The first 2 questions are to make sure pupils understand the task itself. After that we do some variations of 10 and 16, looking at how they can be arrived at with various additions and subtractions. There are obviously A LOT of different ways of answering some of these questions. I intend to intro the lesson by doing some questioning along the line of “give me an odd and even number which add to 9, and another, and another”, inspired by Questions and Prompts. Another follow up might be “give me an even number minus an odd number that gives 9, that nobody else is thinking of”.

The task opens up a little creativity to pupils, there are correct answers, but not only 1 correct answer. This sort of freedom within constraints might be new to some of the class.

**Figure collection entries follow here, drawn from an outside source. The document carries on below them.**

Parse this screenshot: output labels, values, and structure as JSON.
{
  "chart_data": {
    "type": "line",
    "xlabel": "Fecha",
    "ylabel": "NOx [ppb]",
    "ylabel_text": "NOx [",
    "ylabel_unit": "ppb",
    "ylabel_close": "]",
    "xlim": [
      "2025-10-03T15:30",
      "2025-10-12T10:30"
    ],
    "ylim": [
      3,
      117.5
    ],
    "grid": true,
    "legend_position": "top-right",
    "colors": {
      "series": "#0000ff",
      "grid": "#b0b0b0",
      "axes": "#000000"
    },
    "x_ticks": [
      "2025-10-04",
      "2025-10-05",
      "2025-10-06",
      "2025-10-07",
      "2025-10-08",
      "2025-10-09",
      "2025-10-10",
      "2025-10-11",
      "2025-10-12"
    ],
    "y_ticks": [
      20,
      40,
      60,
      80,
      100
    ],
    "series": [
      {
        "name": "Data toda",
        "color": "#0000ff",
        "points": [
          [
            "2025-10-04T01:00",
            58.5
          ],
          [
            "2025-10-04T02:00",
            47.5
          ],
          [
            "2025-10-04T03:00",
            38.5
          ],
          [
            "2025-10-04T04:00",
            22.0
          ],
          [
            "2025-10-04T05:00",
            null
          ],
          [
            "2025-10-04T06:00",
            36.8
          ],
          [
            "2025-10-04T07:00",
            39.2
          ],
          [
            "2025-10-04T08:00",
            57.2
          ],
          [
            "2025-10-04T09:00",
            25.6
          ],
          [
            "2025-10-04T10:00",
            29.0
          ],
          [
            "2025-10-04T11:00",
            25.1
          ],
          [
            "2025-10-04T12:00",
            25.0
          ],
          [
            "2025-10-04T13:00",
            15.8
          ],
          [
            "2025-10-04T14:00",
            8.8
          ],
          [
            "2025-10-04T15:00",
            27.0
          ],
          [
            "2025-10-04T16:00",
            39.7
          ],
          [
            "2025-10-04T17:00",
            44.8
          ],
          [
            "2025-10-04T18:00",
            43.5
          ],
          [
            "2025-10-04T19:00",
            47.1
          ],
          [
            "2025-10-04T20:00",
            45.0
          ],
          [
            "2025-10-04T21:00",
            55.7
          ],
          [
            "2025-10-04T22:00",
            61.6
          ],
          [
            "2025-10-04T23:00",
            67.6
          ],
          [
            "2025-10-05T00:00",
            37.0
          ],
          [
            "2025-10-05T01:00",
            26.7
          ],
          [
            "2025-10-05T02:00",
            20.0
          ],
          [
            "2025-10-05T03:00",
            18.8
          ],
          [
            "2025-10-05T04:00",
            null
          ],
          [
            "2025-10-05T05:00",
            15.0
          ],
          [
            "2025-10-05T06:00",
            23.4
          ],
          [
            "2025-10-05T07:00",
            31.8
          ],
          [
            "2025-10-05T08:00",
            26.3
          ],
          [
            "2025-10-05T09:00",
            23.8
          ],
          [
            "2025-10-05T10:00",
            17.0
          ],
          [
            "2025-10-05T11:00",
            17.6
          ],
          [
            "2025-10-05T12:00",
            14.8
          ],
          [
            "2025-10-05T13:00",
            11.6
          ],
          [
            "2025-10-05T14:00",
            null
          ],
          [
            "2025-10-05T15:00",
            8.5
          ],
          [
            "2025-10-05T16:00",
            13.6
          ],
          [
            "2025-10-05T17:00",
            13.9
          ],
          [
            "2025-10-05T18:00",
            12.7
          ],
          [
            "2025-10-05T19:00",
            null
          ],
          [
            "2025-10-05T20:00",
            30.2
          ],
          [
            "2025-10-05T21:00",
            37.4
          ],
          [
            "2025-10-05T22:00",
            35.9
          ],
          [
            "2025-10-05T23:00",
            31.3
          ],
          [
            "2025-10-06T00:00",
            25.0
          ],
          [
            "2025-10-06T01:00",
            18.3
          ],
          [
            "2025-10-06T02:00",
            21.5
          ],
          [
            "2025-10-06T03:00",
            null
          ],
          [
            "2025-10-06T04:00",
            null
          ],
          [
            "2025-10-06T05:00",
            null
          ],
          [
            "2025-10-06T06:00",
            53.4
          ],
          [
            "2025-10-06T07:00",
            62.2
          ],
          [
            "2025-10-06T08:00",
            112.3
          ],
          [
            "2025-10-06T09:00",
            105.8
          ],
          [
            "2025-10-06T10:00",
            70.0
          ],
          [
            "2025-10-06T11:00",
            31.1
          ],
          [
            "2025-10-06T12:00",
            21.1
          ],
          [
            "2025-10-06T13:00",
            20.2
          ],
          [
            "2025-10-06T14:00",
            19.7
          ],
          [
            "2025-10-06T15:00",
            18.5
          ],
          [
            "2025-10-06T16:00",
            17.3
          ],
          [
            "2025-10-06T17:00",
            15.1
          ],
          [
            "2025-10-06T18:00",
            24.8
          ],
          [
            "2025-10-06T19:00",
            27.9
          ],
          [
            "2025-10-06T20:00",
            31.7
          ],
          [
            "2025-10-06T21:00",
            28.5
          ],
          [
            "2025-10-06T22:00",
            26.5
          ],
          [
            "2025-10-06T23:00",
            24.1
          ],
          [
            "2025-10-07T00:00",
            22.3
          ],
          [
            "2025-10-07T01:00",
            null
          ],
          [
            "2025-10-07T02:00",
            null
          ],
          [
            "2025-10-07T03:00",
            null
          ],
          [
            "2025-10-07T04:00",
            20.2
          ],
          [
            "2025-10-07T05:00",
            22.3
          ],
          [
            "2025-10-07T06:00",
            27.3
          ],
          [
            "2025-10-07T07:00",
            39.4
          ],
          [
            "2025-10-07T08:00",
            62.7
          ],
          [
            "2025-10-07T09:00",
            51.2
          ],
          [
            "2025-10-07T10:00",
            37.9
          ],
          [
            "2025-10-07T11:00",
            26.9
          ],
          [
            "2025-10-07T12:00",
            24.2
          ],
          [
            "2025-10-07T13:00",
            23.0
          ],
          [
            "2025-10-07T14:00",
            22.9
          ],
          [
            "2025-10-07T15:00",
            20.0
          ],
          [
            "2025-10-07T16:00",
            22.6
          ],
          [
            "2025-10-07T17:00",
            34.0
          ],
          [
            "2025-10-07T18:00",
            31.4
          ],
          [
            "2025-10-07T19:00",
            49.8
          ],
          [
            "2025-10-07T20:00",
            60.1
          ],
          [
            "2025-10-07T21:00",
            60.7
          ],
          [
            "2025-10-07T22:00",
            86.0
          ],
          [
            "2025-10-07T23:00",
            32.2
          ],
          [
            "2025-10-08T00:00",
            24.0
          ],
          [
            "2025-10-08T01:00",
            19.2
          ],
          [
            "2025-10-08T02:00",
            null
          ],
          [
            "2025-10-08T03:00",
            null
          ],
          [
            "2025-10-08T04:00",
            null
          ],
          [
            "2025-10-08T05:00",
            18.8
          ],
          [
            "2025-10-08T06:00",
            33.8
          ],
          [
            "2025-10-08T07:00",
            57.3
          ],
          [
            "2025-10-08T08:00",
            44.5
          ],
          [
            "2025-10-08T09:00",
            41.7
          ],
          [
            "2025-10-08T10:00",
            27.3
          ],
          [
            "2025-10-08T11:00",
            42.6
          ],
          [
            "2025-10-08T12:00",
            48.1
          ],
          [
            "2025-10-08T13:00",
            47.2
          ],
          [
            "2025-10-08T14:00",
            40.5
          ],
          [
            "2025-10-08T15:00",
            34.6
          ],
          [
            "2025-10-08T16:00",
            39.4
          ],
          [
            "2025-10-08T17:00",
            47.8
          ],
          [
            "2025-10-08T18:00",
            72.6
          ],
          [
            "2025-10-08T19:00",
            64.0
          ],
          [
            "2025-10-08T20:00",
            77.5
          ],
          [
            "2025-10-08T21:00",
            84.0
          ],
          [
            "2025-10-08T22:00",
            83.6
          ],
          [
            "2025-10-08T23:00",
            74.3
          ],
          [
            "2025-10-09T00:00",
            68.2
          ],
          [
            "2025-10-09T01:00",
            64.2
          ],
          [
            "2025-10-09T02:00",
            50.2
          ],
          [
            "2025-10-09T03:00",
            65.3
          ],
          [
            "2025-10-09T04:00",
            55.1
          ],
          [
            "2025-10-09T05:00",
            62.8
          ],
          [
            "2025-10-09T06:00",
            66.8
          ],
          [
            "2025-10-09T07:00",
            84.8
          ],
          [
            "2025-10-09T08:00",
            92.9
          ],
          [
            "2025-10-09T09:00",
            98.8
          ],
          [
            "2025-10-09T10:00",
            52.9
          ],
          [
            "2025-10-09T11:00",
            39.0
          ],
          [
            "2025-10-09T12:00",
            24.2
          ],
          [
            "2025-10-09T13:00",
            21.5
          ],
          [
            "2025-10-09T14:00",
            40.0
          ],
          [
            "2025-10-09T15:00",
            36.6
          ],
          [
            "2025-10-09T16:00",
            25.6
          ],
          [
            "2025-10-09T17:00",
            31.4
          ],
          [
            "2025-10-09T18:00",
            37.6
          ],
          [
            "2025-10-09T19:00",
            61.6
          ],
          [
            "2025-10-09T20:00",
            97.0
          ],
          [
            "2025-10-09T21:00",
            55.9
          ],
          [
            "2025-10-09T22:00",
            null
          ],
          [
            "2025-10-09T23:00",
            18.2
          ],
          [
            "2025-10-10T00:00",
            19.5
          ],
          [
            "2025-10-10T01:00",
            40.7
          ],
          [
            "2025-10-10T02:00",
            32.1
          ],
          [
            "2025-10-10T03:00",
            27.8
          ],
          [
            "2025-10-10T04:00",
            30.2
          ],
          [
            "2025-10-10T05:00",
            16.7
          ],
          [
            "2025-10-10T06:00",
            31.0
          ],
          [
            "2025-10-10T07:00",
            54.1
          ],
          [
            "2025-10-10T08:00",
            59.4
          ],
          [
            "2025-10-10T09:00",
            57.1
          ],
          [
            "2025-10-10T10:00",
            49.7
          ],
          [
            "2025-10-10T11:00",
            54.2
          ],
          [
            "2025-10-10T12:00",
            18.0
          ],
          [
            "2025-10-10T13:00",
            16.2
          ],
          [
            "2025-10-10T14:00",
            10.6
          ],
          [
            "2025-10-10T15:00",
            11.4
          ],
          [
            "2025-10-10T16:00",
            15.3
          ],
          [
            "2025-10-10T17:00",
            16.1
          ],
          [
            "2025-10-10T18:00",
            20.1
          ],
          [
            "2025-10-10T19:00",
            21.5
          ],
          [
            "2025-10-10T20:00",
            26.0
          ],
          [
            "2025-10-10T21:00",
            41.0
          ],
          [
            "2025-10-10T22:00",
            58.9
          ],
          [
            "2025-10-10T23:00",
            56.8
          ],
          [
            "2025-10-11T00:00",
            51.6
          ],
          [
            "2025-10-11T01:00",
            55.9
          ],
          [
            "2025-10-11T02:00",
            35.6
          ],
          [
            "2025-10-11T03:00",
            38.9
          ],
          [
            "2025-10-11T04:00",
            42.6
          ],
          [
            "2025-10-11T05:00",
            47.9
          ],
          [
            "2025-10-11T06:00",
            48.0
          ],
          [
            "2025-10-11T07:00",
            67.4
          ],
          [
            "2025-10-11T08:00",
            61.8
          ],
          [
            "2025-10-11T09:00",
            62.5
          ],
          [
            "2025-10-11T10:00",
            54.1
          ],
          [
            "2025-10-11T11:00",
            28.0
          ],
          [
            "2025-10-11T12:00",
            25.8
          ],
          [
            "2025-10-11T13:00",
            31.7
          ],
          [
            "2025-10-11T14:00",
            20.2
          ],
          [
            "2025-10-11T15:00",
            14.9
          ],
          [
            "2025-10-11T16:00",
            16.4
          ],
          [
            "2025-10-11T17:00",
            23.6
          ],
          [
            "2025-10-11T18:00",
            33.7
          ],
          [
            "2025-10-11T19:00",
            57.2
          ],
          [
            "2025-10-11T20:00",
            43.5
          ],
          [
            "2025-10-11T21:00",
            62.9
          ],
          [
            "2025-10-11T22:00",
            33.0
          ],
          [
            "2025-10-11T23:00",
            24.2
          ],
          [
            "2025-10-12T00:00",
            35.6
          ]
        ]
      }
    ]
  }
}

Question 12 and 13 are simply just to increase the mental complexity a little.

Questions 14, 15 and 16 are the key. This is where we draw the conclusions. I tried the task with my own kids, who are P5 and they wanted to write specifics in the boxes to prove or disprove the statements. This is fine. Of course, it is not a proof, but I think we are a bit away from that with this class. There is potential to do a nice geometric proof using Cuisenaire etc.